Литмир - Электронная Библиотека
Содержание  
A
A

Жена консула – высокая, красивая женщина – вошла в тюрьму гордо, как на эшафот. Черный мех был спущен с ее беломраморного плеча, обнажая длинную, изысканную руку и выпуклость матовых грудей.

Но консульша недолго играла роль Марии-Антуанетты{144}. Внезапно она прислонилась к холодной стене и зарыдала. Консул схватил ее руку и трагическим голосом закричал по-французски:

– Замолчи, Джульетта! Сейчас же замолчи!

Театральным жестом он прижал женщину к своей груди, как истинную Джульетту, и обвел всех нас яростными глазами.

От Джульетты исходило тончайшее веяние духов «Шанель». Но, конечно, этот изысканный и размагничивающий запах не мог вытеснить фронтовой, солдатский, берущий за горло яд махорки. И Джульетта зарыдала еще сильнее.

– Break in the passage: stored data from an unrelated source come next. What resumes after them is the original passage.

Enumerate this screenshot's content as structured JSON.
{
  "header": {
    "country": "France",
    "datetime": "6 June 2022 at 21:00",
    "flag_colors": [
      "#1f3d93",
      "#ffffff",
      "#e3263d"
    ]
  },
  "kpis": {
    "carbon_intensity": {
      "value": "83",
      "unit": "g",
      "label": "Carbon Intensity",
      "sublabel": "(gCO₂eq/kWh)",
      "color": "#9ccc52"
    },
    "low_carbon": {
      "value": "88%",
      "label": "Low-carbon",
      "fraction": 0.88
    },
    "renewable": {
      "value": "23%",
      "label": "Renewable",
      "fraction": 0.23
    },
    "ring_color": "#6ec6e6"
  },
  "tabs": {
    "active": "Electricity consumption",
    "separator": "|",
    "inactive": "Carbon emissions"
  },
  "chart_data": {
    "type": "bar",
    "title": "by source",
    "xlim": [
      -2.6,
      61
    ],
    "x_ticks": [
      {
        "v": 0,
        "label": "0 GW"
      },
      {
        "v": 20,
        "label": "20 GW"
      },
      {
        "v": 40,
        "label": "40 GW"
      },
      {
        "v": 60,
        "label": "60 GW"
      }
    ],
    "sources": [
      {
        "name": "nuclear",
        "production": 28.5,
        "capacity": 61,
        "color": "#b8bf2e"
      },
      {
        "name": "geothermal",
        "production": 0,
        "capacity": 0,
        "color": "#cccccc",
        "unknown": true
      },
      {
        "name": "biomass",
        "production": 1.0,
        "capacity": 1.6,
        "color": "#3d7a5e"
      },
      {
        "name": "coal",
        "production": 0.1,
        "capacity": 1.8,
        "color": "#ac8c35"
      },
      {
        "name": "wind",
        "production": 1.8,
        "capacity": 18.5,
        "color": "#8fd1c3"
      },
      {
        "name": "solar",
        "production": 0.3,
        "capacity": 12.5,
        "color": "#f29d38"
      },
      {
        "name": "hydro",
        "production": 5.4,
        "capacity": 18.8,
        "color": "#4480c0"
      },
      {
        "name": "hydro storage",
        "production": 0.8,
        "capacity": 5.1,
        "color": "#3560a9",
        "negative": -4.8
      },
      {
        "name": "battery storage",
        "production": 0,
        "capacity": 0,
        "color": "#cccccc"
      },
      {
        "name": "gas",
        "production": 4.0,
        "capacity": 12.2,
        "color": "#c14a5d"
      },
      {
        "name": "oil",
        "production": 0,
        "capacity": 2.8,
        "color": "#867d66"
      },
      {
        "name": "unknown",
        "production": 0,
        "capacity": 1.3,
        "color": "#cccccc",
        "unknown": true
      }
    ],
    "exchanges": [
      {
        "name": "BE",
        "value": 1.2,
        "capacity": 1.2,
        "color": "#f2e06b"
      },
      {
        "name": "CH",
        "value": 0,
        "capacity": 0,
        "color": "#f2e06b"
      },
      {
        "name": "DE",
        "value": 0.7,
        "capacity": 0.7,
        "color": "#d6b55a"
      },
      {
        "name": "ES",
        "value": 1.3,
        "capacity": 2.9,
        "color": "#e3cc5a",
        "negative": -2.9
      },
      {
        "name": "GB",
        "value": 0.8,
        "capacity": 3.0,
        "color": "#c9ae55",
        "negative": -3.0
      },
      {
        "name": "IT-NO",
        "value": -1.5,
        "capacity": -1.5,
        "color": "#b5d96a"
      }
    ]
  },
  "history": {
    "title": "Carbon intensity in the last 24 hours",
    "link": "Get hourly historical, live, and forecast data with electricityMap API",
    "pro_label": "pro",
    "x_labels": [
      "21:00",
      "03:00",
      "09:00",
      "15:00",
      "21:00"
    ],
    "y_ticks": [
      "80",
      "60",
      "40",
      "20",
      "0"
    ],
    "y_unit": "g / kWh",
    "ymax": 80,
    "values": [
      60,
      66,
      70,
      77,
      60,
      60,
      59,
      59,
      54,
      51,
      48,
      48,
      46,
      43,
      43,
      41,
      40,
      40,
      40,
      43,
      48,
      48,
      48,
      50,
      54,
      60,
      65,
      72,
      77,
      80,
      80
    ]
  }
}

Вскоре по тюрьме пронесся слух, что с нами вместе сидит автор очень популярной в то время оперетты «Иванов Павел». Я забыл его фамилию. Я видел его, хотя и не решился заговорить с ним. Он оказался скромным, молчаливым человеком небольшого роста.

Он помалкивал, улыбался, а вся тюрьма, будто взвинченная его присутствием, пела по камерам отрывки из «Иванова Павла».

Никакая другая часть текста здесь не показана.